There is another account, VW_Admin, which has full access. The password for this account is apparently generated randomly on first boot (and regenerated after configuration reset). It can also be set via auto-provisioning.

Administrative interfaces into the device include web, telnet, FTP, and SNMP. In fact, the admin account can retrieve the current configuration via FTP by requesting the file rom-0 (binary form), or rom-t. Only the VW_Admin account has permission to write files, with which you can write a new configuration.

Passwords are obscured in the configuration backup, except for the System Password. This is VW_Admin's password, in clear text. As I said before, this is randomly generated upon first boot or configuration reset, so you'll have to find it yourself.

Using the newly-determined full-access account, you can use the web, FTP, or telnet interface to access the full configuration. From any of these interfaces, you can set a new System Password, and disable auto-provisioning.

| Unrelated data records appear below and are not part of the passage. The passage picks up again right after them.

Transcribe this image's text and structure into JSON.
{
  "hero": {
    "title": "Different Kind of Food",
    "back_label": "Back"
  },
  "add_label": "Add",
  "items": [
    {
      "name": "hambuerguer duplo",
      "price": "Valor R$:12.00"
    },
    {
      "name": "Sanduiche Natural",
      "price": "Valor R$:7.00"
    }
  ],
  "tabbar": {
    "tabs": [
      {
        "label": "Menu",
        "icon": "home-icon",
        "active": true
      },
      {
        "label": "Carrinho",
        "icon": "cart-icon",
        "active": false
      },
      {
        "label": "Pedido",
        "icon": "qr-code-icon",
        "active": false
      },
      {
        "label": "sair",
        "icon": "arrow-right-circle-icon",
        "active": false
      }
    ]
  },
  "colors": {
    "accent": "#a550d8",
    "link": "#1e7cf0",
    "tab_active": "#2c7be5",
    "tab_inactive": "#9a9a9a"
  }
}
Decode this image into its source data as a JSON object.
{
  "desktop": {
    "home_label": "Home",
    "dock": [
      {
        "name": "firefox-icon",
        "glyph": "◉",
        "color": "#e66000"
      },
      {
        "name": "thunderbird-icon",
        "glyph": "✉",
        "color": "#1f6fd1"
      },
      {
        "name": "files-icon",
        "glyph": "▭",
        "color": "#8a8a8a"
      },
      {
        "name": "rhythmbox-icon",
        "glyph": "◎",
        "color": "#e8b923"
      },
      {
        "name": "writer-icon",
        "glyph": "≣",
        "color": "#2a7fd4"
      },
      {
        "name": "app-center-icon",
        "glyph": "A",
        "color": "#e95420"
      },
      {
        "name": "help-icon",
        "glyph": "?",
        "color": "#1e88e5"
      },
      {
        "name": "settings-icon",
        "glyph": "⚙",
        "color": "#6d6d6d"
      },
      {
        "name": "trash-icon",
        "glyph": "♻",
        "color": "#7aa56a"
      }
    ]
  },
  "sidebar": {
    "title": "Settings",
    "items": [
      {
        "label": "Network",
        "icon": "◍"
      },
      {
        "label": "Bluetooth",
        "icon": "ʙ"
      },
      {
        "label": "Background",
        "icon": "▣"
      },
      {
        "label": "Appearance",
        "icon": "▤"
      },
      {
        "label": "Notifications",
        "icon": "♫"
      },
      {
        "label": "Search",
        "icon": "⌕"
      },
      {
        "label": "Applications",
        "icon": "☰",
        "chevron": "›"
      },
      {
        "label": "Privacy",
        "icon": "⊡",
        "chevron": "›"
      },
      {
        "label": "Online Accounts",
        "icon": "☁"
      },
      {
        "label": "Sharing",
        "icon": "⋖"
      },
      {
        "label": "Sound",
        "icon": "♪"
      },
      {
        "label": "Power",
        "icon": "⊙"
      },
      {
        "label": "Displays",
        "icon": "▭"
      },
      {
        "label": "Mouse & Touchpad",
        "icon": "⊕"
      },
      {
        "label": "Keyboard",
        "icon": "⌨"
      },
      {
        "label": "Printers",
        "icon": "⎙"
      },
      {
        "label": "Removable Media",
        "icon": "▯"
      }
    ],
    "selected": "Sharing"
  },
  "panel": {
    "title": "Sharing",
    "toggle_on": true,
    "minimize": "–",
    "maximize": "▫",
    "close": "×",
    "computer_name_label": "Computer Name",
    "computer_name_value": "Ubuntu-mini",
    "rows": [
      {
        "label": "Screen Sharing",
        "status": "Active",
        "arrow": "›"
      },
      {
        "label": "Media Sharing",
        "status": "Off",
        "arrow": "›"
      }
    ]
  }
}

For the fastest results, use the System Password to access the web interface. Under the VOIP entry in the left-hand menu, access the Auto Provision tab. Uncheck Active, Apply, and now your P2302R will no longer try to update its configuration from Verizon (although the servers no longer return anything useful).

Configuration

While the web interface is easy to use, and the telnet interface is great for people who are used to arcane telecom hardware, the FTP interface offers great power. As mentioned before, retrieving rom-t gives you the nearly complete configuration (except domain name). You can also write to this file to replace the configuration. In fact, you need only write the specific variables you wish to change. Once you logout from the FTP session, the device parses the new configuration, stores it, and reboots.

Gotchas

Even after unlocking my P2302R and registering it with Asterisk and Freeswitch, I could place calls but not answer them. Finally I had an aha moment. There is a hidden section in the configuration that was blocking me. In "Menu 98.13 SIP Authentication Setting", there are settings to restrict incoming calls and notifications to specific servers, or to require authentication. These parameters were used to allow only VoiceWing's servers to send calls, message waiting indicators, and so on to my device. By disabling these options as follows, I can now place calls directly to it.

        981301027 = Challenge SIP Invite <0(No) | 1(Yes)> = 0
        981301028 = Challenge SIP Notify <0(No) | 1(Yes)> = 0
  

The quick way

I've created a shell script that uses the FTP interface to retrieve the System Password. It sends a short configuration update, including a new, pre-known System Password, that also disables auto-provisioning and the incoming SIP challenges.

Further experimentation

I've been playing with auto-provisioning. The rom-t file is a good starting point, picking out just the parts I want to change from the default configuration. One gotcha is that the box does not like when the provisioning URL has a hostname that resolves to a non-routable address. I haven't investigated this much, but it works fine when I set a local IP address in the URL instead.